Et puis la foule, avec ses poussettes, ses merguez, ses jouets lumineux proposés par les sempiternels vendeurs de circonstance. Par chance, ou plutôt grâce à l'intelligence et la générosité d'un spectacle bien agencé, les feux d'artifice continuent de danser. « Oh, la belle bleue, oh la jolie trainée de poussière dorée ». Personne ne le dit vraiment mais tout le monde le pense.
En marchant, je me demande toujours pourquoi tant de gens restent en périphérie du réconfortant manège visuel tandis qu'il reste tant de place plus près, sous les explosions. Là où l'on peut entendre les musiques de Star Wars et Star Trek choisies par les équipes municipales. Il semblerait que quelques geeks trainent dans les locaux de notre chère mairie. Merci à eux.
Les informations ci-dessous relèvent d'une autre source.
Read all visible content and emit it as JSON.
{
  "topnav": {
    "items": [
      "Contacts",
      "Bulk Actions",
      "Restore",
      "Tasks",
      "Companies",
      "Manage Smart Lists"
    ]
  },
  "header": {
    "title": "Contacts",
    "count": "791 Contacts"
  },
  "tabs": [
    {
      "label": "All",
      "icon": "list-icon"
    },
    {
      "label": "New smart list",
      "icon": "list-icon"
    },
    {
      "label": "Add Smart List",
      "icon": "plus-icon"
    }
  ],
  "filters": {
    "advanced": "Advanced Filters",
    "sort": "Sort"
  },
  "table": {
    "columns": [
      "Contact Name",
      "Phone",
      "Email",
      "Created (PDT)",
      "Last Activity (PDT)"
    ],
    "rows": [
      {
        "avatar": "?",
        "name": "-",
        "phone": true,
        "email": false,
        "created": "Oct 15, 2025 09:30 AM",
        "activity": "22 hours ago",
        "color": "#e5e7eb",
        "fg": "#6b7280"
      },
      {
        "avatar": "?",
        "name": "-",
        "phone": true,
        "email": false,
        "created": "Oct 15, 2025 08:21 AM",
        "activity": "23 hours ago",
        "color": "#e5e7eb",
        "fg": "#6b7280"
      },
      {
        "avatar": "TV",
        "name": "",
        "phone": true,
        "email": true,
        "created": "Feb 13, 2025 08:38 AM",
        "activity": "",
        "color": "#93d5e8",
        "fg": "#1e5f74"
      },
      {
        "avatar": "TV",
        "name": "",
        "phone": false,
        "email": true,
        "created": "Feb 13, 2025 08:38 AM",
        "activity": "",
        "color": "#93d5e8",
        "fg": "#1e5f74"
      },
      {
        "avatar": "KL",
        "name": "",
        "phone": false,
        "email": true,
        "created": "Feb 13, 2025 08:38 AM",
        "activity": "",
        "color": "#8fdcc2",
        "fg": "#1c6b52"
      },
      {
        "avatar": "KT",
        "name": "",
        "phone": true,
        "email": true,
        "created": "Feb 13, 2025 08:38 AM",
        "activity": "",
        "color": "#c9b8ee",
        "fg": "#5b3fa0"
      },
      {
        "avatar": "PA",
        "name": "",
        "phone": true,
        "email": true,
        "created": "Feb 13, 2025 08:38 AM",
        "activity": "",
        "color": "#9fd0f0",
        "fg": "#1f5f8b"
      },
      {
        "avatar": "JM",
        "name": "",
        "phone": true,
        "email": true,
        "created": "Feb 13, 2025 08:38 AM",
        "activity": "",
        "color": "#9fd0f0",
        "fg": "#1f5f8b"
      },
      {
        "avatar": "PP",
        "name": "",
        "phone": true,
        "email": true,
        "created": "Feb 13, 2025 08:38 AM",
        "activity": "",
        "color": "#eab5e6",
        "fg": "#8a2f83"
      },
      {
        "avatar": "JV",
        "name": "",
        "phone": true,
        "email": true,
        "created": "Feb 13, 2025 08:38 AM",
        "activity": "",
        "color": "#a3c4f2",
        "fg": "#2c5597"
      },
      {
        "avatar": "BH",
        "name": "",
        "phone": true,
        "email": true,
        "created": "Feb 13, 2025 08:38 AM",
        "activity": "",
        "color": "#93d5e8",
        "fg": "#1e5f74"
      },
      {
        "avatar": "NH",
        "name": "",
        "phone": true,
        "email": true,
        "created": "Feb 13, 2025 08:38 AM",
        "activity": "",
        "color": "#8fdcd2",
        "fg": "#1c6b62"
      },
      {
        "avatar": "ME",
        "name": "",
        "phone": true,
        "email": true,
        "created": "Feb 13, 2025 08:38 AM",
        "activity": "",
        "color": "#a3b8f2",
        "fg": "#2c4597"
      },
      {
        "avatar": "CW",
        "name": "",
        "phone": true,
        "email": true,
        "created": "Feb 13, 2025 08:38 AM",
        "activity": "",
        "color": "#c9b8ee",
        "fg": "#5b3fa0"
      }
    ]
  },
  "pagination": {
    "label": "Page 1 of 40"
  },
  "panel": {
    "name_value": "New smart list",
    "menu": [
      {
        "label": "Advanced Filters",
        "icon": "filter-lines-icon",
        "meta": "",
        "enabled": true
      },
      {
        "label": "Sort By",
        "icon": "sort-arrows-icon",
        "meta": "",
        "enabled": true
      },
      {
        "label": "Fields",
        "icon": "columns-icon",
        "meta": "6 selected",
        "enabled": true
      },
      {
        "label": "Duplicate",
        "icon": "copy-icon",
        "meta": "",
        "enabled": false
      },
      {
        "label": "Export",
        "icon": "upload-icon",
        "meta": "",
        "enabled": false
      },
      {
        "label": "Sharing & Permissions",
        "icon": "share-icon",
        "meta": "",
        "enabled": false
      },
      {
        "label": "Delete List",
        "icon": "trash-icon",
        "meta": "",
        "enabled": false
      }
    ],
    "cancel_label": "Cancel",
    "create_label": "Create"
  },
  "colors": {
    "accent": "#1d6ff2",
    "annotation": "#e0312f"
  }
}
Comme chaque année, le spectacle en vaut la chandelle, tant par sa longueur que par le foisonnement d'effets. Le ciel est en feu, la nuit n'en est plus une l'espace de quelques dizaines de minutes. Et puis vient le final.
Souvent, il m'arrive de ne pas savoir si j'ai bien fermé le gaz après avoir fait à manger. Dans ces cas là, tout en vérifiant la chose, je me dit toujours : « si je me pose la question d'entendre le gaz ou pas, vu le bruit que ça fait quand il est vraiment ouvert, c'est qu'il est fermé ». Et effectivement, j'ouvre le gaz et ça se vérifie.
Le bouquet final d'un feu d'artifice, s'il est bien fait, c'est un peu la même chose : si quand ça claque de partout, vous vous demandez si c'est la fin ou pas, c'est que la réponse est non. Pour le coup, c'est toujours amusant de voir les gens commencer à partir après une salve et s'arrêter en voyant que ça recommence. Une fois, deux fois, trois fois...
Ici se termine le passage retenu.